Businesses play a critical leadership role in defining a new paradigm for their business and operating models. While technological capabilities today make it possible for companies to create immense value, only those organizations that can manage the fine balance between opportunity and responsibility will be the leaders of the future. Never before have companies, individuals, organizations, societies and other entities and their staff been compelled to adapt to such massive change in such a short space of time due to the exigencies of the COVID-19 pandemic.
Most businesses have already accepted that the new normal means working effectively with distributed connected teams. They are faced with new challenges that require purposeful, scheduled communication as well as flexible technology that will enable supply chains to function efficiently and overcome obstacles.
These new trends are global and universal and cannot be ignored. The widespread adoption of information and communications technology by industry around the world is now paving the way for completely new disruptive approaches to development, production and the entire supply chain.

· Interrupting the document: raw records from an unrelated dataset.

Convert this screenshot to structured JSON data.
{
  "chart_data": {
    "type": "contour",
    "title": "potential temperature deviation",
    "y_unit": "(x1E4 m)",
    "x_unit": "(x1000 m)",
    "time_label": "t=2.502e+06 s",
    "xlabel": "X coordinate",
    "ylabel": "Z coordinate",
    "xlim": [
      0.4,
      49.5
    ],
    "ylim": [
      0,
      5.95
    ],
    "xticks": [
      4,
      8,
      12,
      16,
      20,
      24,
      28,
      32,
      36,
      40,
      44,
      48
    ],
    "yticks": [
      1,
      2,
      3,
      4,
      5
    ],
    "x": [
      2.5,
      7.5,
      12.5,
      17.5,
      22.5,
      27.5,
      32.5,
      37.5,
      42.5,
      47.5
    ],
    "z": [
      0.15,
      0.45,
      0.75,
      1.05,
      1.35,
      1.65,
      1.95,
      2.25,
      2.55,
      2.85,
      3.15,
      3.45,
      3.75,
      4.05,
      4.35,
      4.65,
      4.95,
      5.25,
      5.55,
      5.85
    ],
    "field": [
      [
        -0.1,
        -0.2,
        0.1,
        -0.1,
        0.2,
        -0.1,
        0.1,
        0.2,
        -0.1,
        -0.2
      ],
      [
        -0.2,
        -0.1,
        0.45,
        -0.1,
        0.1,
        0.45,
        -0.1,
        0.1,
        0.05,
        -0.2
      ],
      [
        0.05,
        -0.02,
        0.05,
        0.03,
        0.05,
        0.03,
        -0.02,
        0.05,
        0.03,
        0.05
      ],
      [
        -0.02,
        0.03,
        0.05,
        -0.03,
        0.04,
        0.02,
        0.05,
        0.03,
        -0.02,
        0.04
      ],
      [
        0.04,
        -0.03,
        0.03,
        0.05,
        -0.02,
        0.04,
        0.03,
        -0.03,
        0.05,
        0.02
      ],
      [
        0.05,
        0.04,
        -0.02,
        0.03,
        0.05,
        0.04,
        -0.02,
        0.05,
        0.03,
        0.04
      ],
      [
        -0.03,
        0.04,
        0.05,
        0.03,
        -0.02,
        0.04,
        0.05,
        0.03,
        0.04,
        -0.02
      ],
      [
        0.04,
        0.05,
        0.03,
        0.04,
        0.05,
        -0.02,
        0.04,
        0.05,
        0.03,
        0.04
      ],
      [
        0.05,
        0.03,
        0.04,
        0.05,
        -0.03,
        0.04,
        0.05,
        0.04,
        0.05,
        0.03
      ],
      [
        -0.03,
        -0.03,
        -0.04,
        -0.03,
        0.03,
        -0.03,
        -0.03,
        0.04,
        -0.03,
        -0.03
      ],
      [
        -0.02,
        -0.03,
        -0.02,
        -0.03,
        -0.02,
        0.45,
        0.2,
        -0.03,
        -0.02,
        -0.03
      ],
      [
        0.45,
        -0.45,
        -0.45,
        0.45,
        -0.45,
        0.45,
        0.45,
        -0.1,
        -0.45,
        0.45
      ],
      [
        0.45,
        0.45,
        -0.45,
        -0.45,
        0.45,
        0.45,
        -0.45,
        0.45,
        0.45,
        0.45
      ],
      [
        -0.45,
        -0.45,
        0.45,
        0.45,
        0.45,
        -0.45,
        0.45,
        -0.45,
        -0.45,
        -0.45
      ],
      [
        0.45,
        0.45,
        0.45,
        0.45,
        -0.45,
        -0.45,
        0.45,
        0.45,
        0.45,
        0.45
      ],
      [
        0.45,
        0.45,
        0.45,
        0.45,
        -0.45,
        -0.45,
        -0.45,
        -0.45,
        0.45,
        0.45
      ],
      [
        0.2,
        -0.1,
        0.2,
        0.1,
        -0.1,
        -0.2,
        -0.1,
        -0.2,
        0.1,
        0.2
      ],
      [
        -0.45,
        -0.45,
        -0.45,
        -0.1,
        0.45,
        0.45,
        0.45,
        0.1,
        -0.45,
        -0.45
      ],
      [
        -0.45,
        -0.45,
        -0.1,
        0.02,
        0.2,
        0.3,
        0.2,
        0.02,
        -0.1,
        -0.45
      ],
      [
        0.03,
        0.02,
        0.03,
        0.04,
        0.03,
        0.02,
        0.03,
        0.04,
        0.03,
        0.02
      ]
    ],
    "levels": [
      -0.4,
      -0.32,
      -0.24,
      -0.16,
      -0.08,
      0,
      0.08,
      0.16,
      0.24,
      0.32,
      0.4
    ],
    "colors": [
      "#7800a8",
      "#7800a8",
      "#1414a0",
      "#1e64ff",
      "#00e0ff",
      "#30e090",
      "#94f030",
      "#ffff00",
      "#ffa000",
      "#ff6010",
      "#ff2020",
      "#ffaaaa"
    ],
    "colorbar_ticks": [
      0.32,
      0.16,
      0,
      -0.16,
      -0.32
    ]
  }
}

Not surprisingly, business disruptions are signalling a strong decline in revenue and profitability. In the medium to long term, governments should build economic resilience by building productive capacities and transforming their production and export structures, particularly towards manufacturing. Governments may seize the opportunity created by the crisis to strengthen efforts to diversify their economies and lay solid foundations for sustained growth and employment creation, as well as to enhance the capacities of their economies to absorb shocks.
As Governments and regional organizations have enhanced international cooperation and invested in further trade facilitation reforms during the COVID-19 crisis, the progress achieved should also help revive international trade. It will be important to assess what has worked and what not, so that any progress made during lockdown can be locked in.
Economic disruptions caused by COVID-19 have resulted in an unprecedented decline in international trade following the first truly global catastrophe. It is acting as a catalyst for deep transformation in global value chains utilising new technologies, growing economic nationalism and the sustainability imperative.
While trade was a major transmitter of economic disruptions across the globe, it also plays a key role in fostering economic recovery from the current crisis. Economic resilience will not be achieved by closing borders, but rather by diversifying the origin and destination of markets. Overall, trade policies that support a swift and resilient return of the private sector will help relieve governments’ burden of building back better.
To summarize, every organization should develop a visionary leadership in which short-term actions are reconciled with the most ambitious long-term goals. It is only through cooperation that a better future can be built that is more resilient, inclusive and sustainable. The sense of collaboration between business and institutions should be increased, so that the virus can be fought together and the fragile economy can recover. From now on, nothing will be the same anymore.